Fine-tuning RL Models for Mortal Kombat II
This guide explains how to fine-tune pre-trained reinforcement learning models to improve their performance in specific scenarios or against challenging opponents.
What is Fine-tuning?
Fine-tuning is the process of continuing training on a pre-trained model, focusing on specific areas that need improvement. It's a form of transfer learning that leverages knowledge gained from prior training to efficiently adapt to new challenges.
When to Fine-tune
Consider fine-tuning your models when:
- They perform well overall but struggle against specific opponents
- You want to improve performance in advanced scenarios without starting from scratch
- You need to adapt a general model to a specialized task
- You've reached a performance plateau with regular training
- You have limited computational resources for full retraining
Using the Fine-tuning Script
The Kane vs Abel framework includes a dedicated fine-tuning script (finetune.py
) that handles loading pre-trained models and continuing their training on challenging scenarios.
Basic Usage
python finetune.py
By default, this will: 1. Load the model specified in the script 2. Create environments with challenging states 3. Continue training for a defined number of timesteps 4. Save the fine-tuned model
Fine-tuning Process
1. Select a Pre-trained Model
Choose a well-performing base model to fine-tune:
pretrained_model_path = os.path.join(MODEL_DIR, "kane", "DuellingDDQN_curriculum_16M_VeryEasy_3_Tiers")

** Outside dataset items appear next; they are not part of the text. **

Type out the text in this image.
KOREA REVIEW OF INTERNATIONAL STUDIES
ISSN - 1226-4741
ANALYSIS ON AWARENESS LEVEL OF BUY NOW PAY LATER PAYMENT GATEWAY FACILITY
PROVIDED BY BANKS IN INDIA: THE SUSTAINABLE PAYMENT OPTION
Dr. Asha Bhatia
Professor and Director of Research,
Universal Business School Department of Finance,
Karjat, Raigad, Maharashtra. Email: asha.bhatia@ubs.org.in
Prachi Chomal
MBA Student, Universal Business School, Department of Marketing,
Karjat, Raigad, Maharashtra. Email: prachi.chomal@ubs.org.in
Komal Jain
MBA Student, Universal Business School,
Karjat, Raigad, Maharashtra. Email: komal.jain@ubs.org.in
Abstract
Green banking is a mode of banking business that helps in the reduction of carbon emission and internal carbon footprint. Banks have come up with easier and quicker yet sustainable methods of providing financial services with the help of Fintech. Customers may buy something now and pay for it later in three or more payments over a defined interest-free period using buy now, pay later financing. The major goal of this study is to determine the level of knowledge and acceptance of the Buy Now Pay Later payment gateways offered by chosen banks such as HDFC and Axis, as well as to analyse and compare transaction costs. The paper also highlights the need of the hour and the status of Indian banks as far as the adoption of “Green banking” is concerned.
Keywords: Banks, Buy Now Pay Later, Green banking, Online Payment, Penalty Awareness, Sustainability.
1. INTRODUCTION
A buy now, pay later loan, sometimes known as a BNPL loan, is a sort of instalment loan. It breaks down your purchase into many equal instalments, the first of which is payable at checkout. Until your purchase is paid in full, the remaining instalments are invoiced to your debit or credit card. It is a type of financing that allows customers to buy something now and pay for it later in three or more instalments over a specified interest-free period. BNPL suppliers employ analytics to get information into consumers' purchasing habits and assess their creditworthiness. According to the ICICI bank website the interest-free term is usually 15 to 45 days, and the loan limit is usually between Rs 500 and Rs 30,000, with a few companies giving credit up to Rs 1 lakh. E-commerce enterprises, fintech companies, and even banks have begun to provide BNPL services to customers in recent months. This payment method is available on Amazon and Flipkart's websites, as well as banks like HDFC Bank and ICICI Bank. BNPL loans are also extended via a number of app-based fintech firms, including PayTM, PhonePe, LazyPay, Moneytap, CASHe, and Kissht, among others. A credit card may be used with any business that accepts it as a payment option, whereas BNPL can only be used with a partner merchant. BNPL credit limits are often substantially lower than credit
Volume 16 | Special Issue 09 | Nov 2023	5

model = DuelingDoubleDQN.load(pretrained_model_path, env=env, device="cuda")
2. Define Challenging States
Select specific challenging states where the model needs improvement:
challenging_states = [
"VeryEasy.LiuKang-04",
"VeryEasy.LiuKang-05",
"VeryEasy.LiuKang-06",
"VeryEasy.LiuKang-07",
"VeryEasy.LiuKang-08"
]
3. Adjust Learning Rate for Fine-tuning
Use a more conservative learning rate to avoid catastrophic forgetting:
# Lower starting rate and gentler decay for fine-tuning
fine_tune_lr = Schedules.linear_decay(1e-4, 1e-5) # Original might be 3e-4 to 1e-5
model.learning_rate = fine_tune_lr
4. Optionally Freeze Early Layers
To preserve learned features while allowing adaptation in higher layers:
# Uncomment to freeze feature extractor
# for param in model.policy.features_extractor.parameters():
# param.requires_grad = False
5. Configure Evaluation During Fine-tuning
Set up evaluation callbacks to monitor progress:
eval_callback = CustomEvalCallback(
eval_env=eval_env,
best_model_save_path=os.path.join(LOG_DIR, "fine_tuned_best"),
log_path=os.path.join(LOG_DIR, "fine_tune_eval"),
eval_freq=62_500, # How often to evaluate
n_eval_episodes=10,
deterministic=False,
render=False,
verbose=1
)
6. Continue Training
Train for additional timesteps, typically fewer than the original training:
model.learn(
total_timesteps=2_000_000, # Less than original training
reset_num_timesteps=False, # Continue from previous steps
callback=eval_callback,
)
Customizing Fine-tuning
Target Specific Weaknesses
Identify and focus on specific weaknesses through careful state selection:
# Example: Focus on specific opponents
challenging_states = [
"Medium.LiuKangVsBaraka", # If struggling against Baraka
"Hard.LiuKangVsReptile" # If struggling against Reptile
]
Learning Rate Schedule Strategies
Different schedules for different fine-tuning goals:
# For minor adjustments (conservative)
conservative_lr = Schedules.linear_decay(5e-5, 1e-6)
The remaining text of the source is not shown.